Assis dans sa cuisine, Belek Assanbekov, qui a quitté le Kirghizstan pour venir gagner sa vie à Moscou, montre les photos de ses amis. Tous sont morts dans un incendie alors qu'ils travaillaient dans un entrepôt.
L'une de ses sept colocataires, Goulbara Boobekova, mère de deux enfants, était sur le point de finir sa journée lorsque, le 27 août, une lampe défectueuse a mis le feu à une grande quantité de produits inflammables et d'objets en papier.
L'incendie n'a laissé aucune chance d'en réchapper à cette femme de 45 ans et à treize de ses collègues kirghiz.
"J'ai appelé Goulbara, pas de réponse", se souvient Belek Assanbekov, qui a travaillé pendant plus de sept ans dans cette imprimerie située au nord de la capitale russe, dans une zone industrielle. "Je l'ai rappelée. Pas de réponse".

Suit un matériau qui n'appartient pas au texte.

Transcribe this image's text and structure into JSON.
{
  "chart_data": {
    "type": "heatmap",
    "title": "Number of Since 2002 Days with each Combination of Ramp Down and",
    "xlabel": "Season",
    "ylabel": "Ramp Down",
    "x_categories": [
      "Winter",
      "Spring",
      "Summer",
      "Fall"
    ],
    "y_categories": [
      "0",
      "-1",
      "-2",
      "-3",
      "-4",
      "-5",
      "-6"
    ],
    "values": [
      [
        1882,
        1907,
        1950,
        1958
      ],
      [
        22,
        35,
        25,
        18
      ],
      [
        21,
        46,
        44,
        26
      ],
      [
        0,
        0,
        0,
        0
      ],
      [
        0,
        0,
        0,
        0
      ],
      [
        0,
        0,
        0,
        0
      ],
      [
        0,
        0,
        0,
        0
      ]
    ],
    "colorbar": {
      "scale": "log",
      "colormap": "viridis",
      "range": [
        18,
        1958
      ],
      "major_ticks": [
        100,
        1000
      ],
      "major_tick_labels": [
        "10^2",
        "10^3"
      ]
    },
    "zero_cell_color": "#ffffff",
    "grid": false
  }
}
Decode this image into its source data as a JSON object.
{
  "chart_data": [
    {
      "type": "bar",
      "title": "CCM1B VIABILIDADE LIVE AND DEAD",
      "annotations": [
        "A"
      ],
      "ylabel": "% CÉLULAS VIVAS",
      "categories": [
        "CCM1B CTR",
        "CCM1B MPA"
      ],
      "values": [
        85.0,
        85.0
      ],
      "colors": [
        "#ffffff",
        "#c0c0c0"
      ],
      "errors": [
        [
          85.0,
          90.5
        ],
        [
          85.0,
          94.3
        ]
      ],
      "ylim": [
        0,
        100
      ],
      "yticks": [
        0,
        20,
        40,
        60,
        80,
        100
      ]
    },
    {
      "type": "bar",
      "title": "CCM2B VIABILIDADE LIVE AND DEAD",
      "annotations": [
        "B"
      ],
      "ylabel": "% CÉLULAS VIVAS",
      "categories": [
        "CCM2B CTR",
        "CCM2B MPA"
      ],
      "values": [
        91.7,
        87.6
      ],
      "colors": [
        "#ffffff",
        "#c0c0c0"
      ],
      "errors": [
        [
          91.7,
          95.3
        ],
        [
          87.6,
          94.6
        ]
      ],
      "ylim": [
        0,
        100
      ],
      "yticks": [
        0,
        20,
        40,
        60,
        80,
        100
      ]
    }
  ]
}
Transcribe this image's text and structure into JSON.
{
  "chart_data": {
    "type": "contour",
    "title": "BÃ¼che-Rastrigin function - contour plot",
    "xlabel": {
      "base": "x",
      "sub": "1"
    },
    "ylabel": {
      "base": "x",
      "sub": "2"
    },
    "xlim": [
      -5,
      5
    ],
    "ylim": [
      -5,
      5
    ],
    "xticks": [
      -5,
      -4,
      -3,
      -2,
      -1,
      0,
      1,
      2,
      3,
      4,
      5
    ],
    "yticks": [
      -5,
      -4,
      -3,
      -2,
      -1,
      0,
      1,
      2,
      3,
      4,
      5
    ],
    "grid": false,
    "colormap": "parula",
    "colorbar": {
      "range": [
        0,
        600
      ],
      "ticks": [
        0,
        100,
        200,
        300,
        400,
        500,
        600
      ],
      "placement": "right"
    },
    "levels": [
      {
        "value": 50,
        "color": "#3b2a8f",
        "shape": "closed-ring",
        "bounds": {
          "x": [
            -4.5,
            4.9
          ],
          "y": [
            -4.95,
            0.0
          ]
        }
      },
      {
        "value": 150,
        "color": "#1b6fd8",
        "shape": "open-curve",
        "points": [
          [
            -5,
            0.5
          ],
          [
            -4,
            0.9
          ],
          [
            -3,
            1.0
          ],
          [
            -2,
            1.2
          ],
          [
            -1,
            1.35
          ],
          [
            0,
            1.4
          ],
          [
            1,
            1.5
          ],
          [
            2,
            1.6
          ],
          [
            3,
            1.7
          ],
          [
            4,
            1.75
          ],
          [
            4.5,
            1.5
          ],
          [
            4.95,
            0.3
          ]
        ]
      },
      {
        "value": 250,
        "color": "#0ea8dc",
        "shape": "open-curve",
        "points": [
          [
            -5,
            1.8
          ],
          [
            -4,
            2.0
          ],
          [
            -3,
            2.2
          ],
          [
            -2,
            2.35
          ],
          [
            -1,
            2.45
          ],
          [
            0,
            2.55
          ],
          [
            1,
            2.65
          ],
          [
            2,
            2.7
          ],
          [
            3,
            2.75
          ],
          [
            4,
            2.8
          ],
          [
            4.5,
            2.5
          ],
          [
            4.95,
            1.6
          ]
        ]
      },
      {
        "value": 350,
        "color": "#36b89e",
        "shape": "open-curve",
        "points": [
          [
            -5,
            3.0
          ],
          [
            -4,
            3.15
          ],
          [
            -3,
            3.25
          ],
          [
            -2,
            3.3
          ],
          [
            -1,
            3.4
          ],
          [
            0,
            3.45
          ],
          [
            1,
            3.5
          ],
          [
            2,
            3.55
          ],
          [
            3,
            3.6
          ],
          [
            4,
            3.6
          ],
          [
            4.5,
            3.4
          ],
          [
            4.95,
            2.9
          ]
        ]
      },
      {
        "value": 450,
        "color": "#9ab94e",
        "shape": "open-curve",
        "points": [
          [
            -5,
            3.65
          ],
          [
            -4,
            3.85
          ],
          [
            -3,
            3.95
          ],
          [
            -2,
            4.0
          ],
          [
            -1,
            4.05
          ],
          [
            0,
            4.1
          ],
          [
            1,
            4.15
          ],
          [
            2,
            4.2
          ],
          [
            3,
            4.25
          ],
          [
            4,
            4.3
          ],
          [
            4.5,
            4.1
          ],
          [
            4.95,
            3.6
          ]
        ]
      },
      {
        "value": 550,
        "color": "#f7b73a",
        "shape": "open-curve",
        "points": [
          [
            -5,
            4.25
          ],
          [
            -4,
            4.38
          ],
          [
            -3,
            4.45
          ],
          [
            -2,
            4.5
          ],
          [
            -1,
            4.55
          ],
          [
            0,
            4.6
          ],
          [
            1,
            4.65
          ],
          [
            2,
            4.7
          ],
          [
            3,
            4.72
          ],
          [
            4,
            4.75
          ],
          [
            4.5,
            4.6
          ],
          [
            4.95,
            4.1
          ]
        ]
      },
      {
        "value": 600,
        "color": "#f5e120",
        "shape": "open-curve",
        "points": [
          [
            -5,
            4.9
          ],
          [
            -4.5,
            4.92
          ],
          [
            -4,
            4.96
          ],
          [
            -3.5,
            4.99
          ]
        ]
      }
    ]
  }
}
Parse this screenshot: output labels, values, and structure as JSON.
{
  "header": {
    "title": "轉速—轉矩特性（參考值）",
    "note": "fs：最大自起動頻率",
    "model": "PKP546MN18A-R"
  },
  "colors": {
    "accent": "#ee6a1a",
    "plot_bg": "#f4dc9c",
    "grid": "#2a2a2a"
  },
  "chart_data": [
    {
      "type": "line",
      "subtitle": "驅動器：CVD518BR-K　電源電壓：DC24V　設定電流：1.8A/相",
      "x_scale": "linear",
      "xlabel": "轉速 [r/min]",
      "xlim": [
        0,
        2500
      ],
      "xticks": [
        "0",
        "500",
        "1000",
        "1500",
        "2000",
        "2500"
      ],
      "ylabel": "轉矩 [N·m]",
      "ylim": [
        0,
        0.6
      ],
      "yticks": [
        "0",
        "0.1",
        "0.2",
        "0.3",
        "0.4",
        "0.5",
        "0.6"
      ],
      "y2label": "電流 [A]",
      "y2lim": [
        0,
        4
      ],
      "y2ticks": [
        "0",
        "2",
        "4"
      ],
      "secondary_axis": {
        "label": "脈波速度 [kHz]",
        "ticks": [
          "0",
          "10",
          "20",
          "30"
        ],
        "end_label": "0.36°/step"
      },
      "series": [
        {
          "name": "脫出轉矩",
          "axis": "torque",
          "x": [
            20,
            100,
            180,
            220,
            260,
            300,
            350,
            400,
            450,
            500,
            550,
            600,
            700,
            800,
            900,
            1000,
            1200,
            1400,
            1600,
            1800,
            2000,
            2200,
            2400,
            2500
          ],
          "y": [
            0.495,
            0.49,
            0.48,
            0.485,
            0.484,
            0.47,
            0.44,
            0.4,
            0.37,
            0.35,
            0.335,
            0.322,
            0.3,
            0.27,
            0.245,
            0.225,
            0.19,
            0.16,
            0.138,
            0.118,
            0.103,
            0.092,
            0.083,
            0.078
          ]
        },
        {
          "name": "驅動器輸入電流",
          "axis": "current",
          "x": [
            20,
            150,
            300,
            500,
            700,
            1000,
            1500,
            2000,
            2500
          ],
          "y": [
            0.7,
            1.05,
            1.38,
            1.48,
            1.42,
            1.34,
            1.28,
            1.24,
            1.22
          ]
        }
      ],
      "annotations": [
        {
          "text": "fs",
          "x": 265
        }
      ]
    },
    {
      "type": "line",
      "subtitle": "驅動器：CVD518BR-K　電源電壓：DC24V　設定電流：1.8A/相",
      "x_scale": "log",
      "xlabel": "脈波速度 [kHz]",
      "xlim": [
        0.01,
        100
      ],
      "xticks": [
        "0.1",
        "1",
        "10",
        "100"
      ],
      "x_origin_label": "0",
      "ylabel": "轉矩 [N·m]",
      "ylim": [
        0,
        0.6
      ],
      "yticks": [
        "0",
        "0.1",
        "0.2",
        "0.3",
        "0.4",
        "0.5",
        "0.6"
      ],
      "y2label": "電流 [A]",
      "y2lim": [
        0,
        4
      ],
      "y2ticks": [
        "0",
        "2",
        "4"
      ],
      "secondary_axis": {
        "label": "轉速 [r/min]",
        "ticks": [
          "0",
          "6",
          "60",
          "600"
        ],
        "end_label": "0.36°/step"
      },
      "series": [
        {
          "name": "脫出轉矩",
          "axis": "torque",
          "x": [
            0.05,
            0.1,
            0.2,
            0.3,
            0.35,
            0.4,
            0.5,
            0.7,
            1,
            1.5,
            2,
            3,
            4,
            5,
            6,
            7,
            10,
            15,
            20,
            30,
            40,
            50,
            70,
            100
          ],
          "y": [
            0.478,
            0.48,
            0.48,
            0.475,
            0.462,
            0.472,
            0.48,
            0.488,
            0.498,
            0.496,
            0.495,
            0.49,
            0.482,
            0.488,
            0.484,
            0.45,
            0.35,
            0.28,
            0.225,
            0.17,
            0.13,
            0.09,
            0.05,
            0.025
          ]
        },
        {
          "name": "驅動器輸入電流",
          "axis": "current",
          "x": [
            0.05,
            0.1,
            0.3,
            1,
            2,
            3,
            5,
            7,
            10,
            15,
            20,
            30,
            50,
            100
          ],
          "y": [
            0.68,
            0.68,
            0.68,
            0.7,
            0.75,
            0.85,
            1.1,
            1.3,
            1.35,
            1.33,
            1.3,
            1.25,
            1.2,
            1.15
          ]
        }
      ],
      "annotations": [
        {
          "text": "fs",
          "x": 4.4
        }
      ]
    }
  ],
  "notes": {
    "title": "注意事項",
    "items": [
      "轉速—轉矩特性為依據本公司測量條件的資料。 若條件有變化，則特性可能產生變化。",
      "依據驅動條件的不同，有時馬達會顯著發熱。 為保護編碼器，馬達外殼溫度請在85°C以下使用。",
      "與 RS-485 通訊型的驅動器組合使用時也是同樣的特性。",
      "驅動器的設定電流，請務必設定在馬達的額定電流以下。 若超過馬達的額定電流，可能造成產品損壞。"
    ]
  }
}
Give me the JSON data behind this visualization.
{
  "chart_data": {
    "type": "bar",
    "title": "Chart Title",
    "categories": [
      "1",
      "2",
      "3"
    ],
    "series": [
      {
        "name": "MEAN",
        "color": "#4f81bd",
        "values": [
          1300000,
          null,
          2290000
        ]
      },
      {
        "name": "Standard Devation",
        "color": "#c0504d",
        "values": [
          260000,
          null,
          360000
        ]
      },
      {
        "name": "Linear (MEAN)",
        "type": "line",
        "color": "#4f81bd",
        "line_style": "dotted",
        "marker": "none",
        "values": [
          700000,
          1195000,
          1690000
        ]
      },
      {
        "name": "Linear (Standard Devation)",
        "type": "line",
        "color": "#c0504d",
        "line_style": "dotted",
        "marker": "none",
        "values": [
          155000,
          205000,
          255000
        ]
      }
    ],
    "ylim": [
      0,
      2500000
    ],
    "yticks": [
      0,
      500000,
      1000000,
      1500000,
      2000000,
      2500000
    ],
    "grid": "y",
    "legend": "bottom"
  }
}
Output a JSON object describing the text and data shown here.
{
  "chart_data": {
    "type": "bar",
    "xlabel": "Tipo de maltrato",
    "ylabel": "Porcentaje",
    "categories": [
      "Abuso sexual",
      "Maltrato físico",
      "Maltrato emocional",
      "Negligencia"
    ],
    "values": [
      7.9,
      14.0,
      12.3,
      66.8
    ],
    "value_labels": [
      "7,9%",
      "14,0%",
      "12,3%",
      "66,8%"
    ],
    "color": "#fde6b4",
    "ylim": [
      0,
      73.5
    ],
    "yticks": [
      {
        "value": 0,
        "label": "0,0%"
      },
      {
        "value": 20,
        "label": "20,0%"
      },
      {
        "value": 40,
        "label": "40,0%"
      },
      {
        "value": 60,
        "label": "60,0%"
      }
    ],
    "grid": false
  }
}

Cet incendie meurtrier est le dernier d'une série de drames ayant frappé les immigrés d'Asie centrale en Russie, qui doivent déjà composer avec le racisme ordinaire, les lourdeurs bureaucratiques et les faibles salaires. En janvier, douze immigrés d'Asie centrale dont trois enfants avaient péri à Moscou dans l'incendie d'un atelier de couture.
Poussés par la situation économique précaire de l'ex-république soviétique, environ 550.000 Kirghiz, soit 9% de la population du pays, travaillent en Russie. L'argent qu'ils envoient à leurs familles restées au pays représente plus de 30% du produit intérieur brut du Kirghizstan, selon la Banque mondiale.
Les autorités russes ont promis de mener l'enquête et de punir les responsables de l'incendie de l'entrepôt où est morte Goulbara.
"Il y a eu négligence, une violation des règles de sécurité anti-incendie exigées par la loi russe", admet Maxime Rechetnikov, à la tête du département d'économie et de développement de la mairie de Moscou.
"Vu l'ampleur de cette tragédie, la réaction (de la mairie) sera bien entendu sévère", assure-t-il lors d'un entretien à l'AFP.
Le procureur général a indiqué que l'imprimerie, dont le directeur s'est rendu de lui-même à la police, n'avait pas été inspectée depuis 2012.
"Ils n'ont pas tenu compte des règles anti-incendie", dénonce Baktigoul Kaldibaïeva, une ancienne employée de l'imprimerie dont le cousin est veuf depuis l'incendie.
"Les employeurs considèrent qu'ils n'ont pas à respecter les normes de sécurité là où les immigrés travaillent. Pourquoi dépenser de l'argent pour ça ?", tempête-t-elle.
Avant d'être ravagée par l'incendie, l'imprimerie payait ses employés 1,36 euros par heure. Malgré ce salaire dérisoire, elle faisait partie des entreprises que les Kirghiz se recommandaient parce que la direction payait rubis sur l'ongle.
En Russie, les immigrés sont souvent à la merci de leur employeur, qui n'hésitent pas à ne pas les payer pendant plusieurs mois, affirment les organisations de défense des droits de l'Homme.
"Les employeurs n'exploitent pas uniquement l'inégalité entre la situation des immigrés et celle des Russes, mais aussi le fait que (les immigrés) ignorent leurs droits", explique Varvara Tretiak, du Comité d'assistance civique, basé à Moscou.
Selon cette ONG qui aide réfugiés et immigrés, les tribunaux moscovites ont en 2015 prononcé plus de 58.000 ordres d'expulsion "en violant de manière flagrante les procédures judiciaires et d'autres normes".
Outre des conditions de travail difficiles, des habitations insalubres et surpeuplées, les immigrés font aussi face à un fort racisme.
Depuis janvier, au moins quatre personnes ont été tuées et 34 blessées lors de violences "à motivation ethnique" dans huit régions russes, dont celle de Moscou, assure le Centre Sova, un groupe de recherche qui étudie la xénophobie et le nationalisme en Russie.
Les immigrés subissent également le durcissement des lois sur l'immigration. Certains ressortissants d'ex-républiques soviétiques doivent désormais payer chaque mois 4.200 roubles (58 euros), soit une partie importante de leur salaire, pour avoir le droit de travailler en Russie.
Pour la mairie de Moscou, ces nouvelles mesures visent simplement à contrôler le flux migratoire.
En dépit des difficultés, Baktigoul Kaldibaïeva l'affirme: "Peu importe les noms qu'ils nous donnent, peu importe les humiliations qu'ils nous font endurer, des gens continueront à venir travailler ici".
"S'il y avait du travail au Kirghizstan, nous travaillerions là-bas avec plaisir", avoue-t-elle. "Nous ne serions jamais venus à Moscou".